Ora, em face do que se disse no articulado n.º 9 e 11 pretende a requerente voltar a requerer, o conflito de interesse, agora, no âmbito do processo 1078/21.9T8... – Juízo Central de S ... – Juiz 2, devido à existência de violação ao código deontológico art.º 97 e 99 EOA, de modo que o senhor Advogado Eld ... seja substituído, em virtude de não ter um comportamento digno, não respeitando os estatuto e a Lei, incumprindo escrupulosamente, a retidão, lealdade, probidade, honestidade, que são obrigações profissionais sendo as mesmas incumpridas reiteradamente, pondo, em risco mais o desfecho nefasto no processo judicial, porque em simultâneo patrocina a autora/ condomínio e os RR;

 

24.º

Paralelamente à problemática do “conflito de interesses”, onde existe conexão entre todos os processos judiciais mencionados tanto em cível como penal, vicissitudes que origina a violação do segredo profissional e Segredo de Justiça diminuindo a independência da requerente e do próprio Dr. Eld…, que age em nome do “Edifício Nova ...”, dos “RR” e da autora/condómina “Helena ...”, até porque o senhor advogado celebrou um contrato de prestação de serviço em nome da sua empresa Gesc... - Lda, ainda aceitou patrocinar judicialmente o condomínio e ainda alguns condóminos, violando, sistematicamente as regras deontológicas.

Em face de todo o explanado, requer-se a V. Exª., que seja emitido parecer sobre o conflito de interesses, nomeadamente, sobre a conduta do Sr. Dr.

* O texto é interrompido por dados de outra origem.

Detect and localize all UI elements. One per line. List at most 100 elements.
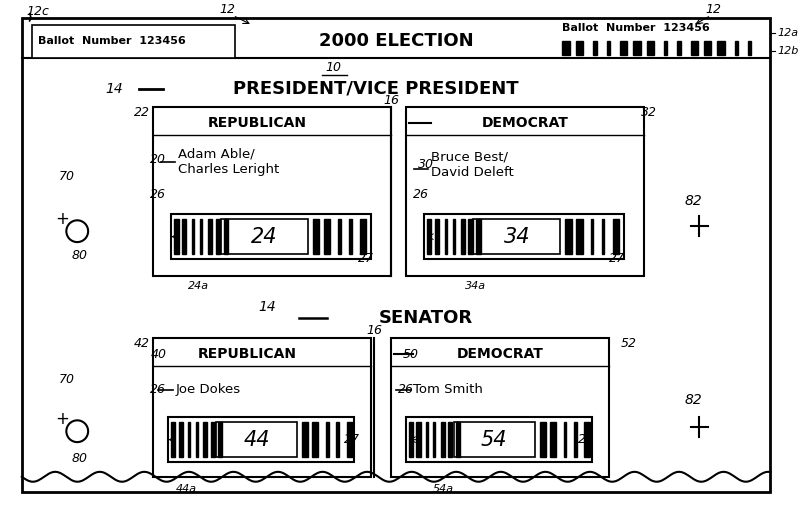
Bar: [208, 219, 212, 254]
Bar: [424, 214, 624, 259]
Text: 14: 14: [105, 82, 122, 96]
Bar: [168, 417, 354, 462]
Bar: [566, 219, 571, 254]
Bar: [192, 219, 194, 254]
Bar: [576, 219, 582, 254]
Text: +: +: [55, 210, 70, 228]
Bar: [178, 423, 183, 457]
Text: 10: 10: [326, 61, 342, 75]
Bar: [200, 219, 202, 254]
Text: 50: 50: [403, 348, 419, 361]
Text: 42: 42: [134, 337, 150, 350]
Text: PRESIDENT/VICE PRESIDENT: PRESIDENT/VICE PRESIDENT: [234, 80, 519, 98]
Bar: [224, 219, 228, 254]
Bar: [312, 423, 318, 457]
Text: Joe Dokes: Joe Dokes: [175, 383, 240, 396]
Text: Tom Smith: Tom Smith: [413, 383, 482, 396]
Bar: [349, 219, 352, 254]
Text: 12b: 12b: [778, 46, 798, 56]
Text: 22: 22: [134, 106, 150, 119]
Bar: [735, 41, 738, 55]
Bar: [216, 423, 297, 457]
Bar: [540, 423, 546, 457]
Text: 82: 82: [684, 393, 702, 407]
Bar: [441, 423, 445, 457]
Text: 27: 27: [343, 433, 359, 446]
Bar: [584, 423, 590, 457]
Bar: [406, 417, 592, 462]
Text: 26: 26: [413, 188, 429, 201]
Bar: [426, 219, 431, 254]
Text: 12: 12: [705, 3, 721, 16]
Text: 2000 ELECTION: 2000 ELECTION: [318, 32, 474, 50]
Text: 24: 24: [251, 227, 278, 247]
Bar: [620, 41, 627, 55]
Bar: [613, 219, 618, 254]
Text: 26: 26: [150, 188, 166, 201]
Bar: [216, 219, 220, 254]
Text: Bruce Best/
David Deleft: Bruce Best/ David Deleft: [430, 151, 514, 179]
Bar: [336, 423, 339, 457]
Text: 54a: 54a: [433, 484, 454, 493]
Text: Ballot  Number  123456: Ballot Number 123456: [562, 23, 710, 33]
Text: 20: 20: [150, 153, 166, 167]
Bar: [474, 219, 561, 254]
Bar: [468, 219, 473, 254]
Bar: [406, 107, 644, 276]
Text: 12a: 12a: [778, 28, 798, 38]
Bar: [564, 423, 566, 457]
Text: 27: 27: [358, 252, 374, 265]
Bar: [391, 338, 609, 477]
Text: 34a: 34a: [465, 281, 486, 290]
Bar: [326, 423, 329, 457]
Bar: [453, 219, 454, 254]
Bar: [196, 423, 198, 457]
Bar: [461, 219, 465, 254]
Text: 34: 34: [504, 227, 530, 247]
Bar: [678, 41, 681, 55]
Text: 30: 30: [418, 158, 434, 171]
Bar: [171, 423, 175, 457]
Bar: [346, 423, 353, 457]
Bar: [218, 423, 222, 457]
Bar: [221, 219, 308, 254]
Text: Ballot  Number  123456: Ballot Number 123456: [38, 36, 186, 46]
Text: 16: 16: [366, 324, 382, 337]
Bar: [434, 423, 435, 457]
Bar: [448, 423, 453, 457]
Bar: [562, 41, 570, 55]
Text: REPUBLICAN: REPUBLICAN: [208, 116, 307, 130]
Text: 44: 44: [243, 430, 270, 450]
Bar: [360, 219, 366, 254]
Text: 70: 70: [59, 373, 75, 386]
Bar: [203, 423, 207, 457]
Bar: [32, 25, 234, 58]
Bar: [154, 107, 391, 276]
Text: 26: 26: [398, 383, 414, 396]
Bar: [409, 423, 413, 457]
Bar: [416, 423, 421, 457]
Text: SENATOR: SENATOR: [378, 309, 473, 327]
Text: 82: 82: [684, 194, 702, 209]
Bar: [602, 219, 605, 254]
Bar: [476, 219, 481, 254]
Bar: [550, 423, 556, 457]
Text: 14: 14: [258, 301, 276, 315]
Bar: [590, 219, 594, 254]
Bar: [338, 219, 341, 254]
Text: +: +: [55, 410, 70, 428]
Bar: [690, 41, 698, 55]
Bar: [594, 41, 597, 55]
Text: REPUBLICAN: REPUBLICAN: [198, 347, 297, 361]
Text: 16: 16: [383, 94, 399, 107]
Bar: [210, 423, 215, 457]
Bar: [154, 338, 371, 477]
Bar: [606, 41, 610, 55]
Text: 24a: 24a: [187, 281, 209, 290]
Text: 54: 54: [481, 430, 507, 450]
Bar: [634, 41, 641, 55]
Bar: [748, 41, 751, 55]
Text: 26: 26: [150, 383, 166, 396]
Bar: [189, 423, 190, 457]
Text: 80: 80: [71, 452, 87, 466]
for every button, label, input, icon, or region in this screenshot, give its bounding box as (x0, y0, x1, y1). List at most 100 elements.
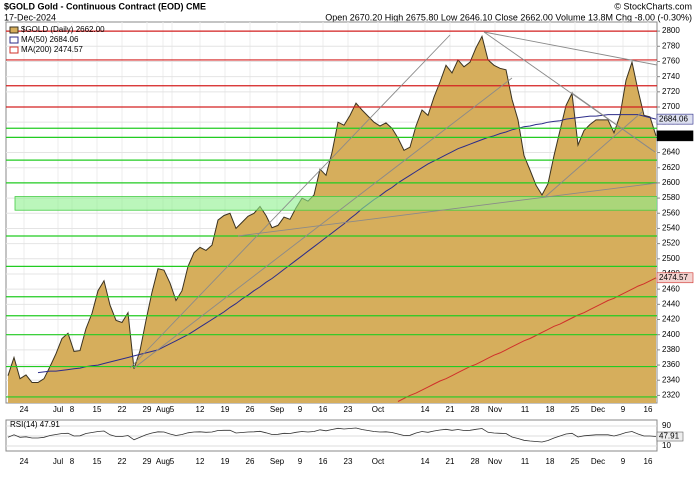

Eld ... que não recusou o patrocínio com a Gesc... – Lda nem com os RR;

Mais se requer, e, caso haja conflito de interesses que seja extraída certidão com caracter de urgência para se apresentar junto ao processo n.º 1078/21.9T8... - Juízo Central Cível de S ... - Juiz 2, uma vez que existem prazos a decorrer.”

 

Por ofícios remetidos por via de correio electrónico, em 08 de Maio de 2024 e 20 de junho de 2024 respectivamente, o Conselho Regional de Coimbra da Ordem dos Advogados, solicitou à Consulente a remessa da prova documental a que se refere no pedido de parecer.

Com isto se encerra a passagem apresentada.